STRAND Aligner

An implementation of the HTML alignment algorithm of STRAND:

P. Resnik and N. A Smith. The web as a parallel corpus. Computational Linguistics, 29(3):349-380, 2003.

This also contains an implementation of the Gale and Church sentence alignment algorithm:

W. A. Gale and K. W. Church. A program for aligning sentences in bilingual corpora. Computational Linguistics, 19:75-102, March 1993.

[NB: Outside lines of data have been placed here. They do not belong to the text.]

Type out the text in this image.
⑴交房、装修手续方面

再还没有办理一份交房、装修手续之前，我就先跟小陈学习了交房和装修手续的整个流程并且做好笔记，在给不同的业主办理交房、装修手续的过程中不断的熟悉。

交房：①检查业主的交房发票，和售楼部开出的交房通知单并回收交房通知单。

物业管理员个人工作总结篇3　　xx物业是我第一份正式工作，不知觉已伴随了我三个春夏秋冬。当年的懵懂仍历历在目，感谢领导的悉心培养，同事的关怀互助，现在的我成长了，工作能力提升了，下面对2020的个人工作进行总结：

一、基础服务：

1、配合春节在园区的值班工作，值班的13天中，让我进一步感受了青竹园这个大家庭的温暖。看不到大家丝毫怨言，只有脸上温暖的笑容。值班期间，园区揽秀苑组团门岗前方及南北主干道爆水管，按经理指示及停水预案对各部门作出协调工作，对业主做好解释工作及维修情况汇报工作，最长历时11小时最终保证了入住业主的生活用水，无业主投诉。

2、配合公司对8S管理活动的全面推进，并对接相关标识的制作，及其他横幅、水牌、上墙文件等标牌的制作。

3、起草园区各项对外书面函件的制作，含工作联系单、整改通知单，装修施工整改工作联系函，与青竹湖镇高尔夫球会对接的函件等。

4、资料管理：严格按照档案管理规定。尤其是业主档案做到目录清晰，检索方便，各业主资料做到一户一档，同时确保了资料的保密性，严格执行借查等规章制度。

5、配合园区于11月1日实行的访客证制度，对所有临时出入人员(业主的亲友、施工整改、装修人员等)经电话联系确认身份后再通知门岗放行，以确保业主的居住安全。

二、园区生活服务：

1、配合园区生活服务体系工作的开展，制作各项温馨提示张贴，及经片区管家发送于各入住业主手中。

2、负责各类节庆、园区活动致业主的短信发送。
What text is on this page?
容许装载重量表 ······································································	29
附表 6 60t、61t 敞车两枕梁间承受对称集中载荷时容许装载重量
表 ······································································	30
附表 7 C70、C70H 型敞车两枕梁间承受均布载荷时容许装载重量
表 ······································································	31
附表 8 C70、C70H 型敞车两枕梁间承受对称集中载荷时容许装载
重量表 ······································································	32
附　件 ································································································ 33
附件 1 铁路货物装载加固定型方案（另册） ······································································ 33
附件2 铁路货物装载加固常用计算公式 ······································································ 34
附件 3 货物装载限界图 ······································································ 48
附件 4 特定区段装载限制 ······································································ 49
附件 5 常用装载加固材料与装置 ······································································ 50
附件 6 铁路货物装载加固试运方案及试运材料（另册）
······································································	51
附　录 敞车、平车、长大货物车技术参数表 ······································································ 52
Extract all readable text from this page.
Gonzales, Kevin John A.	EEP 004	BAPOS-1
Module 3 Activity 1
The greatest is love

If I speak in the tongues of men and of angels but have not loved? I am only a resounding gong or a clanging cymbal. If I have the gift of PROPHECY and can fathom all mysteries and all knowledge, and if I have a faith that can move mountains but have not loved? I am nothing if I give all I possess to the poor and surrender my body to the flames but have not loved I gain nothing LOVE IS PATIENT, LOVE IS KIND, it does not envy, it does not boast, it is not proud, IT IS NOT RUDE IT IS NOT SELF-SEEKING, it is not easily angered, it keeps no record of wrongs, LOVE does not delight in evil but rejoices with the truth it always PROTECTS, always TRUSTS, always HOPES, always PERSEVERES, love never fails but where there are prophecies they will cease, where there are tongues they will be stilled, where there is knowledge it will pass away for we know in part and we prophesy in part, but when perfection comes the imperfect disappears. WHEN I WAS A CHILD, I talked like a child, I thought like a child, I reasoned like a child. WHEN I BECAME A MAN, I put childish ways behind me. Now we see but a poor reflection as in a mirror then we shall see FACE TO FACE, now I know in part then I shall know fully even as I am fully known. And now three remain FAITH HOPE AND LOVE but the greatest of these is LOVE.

Installation prerequisites

NOTE: You might need sudo permissions for some of the steps below.

pip install numpy
pip install cython
pip install beautifulsoup4
sudo apt-get install libxml2-dev libxslt-dev python-dev
pip install lxml
apt-get install python-scipy
pip install nltk
open python shell
import nltk
nltk.download()
type in 'd' for download, and enter 'punkt'
checkout maxent from https://github.com/lzhang10/maxent.git
cd into maxent folder
follow the installation instructions here https://github.com/lzhang10/maxent/blob/master/INSTALL. This will install c++ maxent lib.
cd into python dir within maxent, and follow installation instructions in README file.

cd into dir called 'data' under STRANDAligner. There is a folder named 'articles' that contains 360 parallel pages named 1.{en,kz}, etc.
sudo python ../strand/run_strand_batch -i articles
when the above commands completes the following will be created in 'data' directory:
- chunks_output directory - contains files 1.chunks, 2.chunks, etc. Each file contains lengths of aligned chunks from parallel texts.
- chunks_tagged_output directory - contains files 1.tagged_chunks, etc. Each file contains aligned chunks together with tags.
- df_percentage file - contains data needed for learning algorithm used in our paper.
- strand_output directory - contains files 1.{en, kz}, etc. with chunks.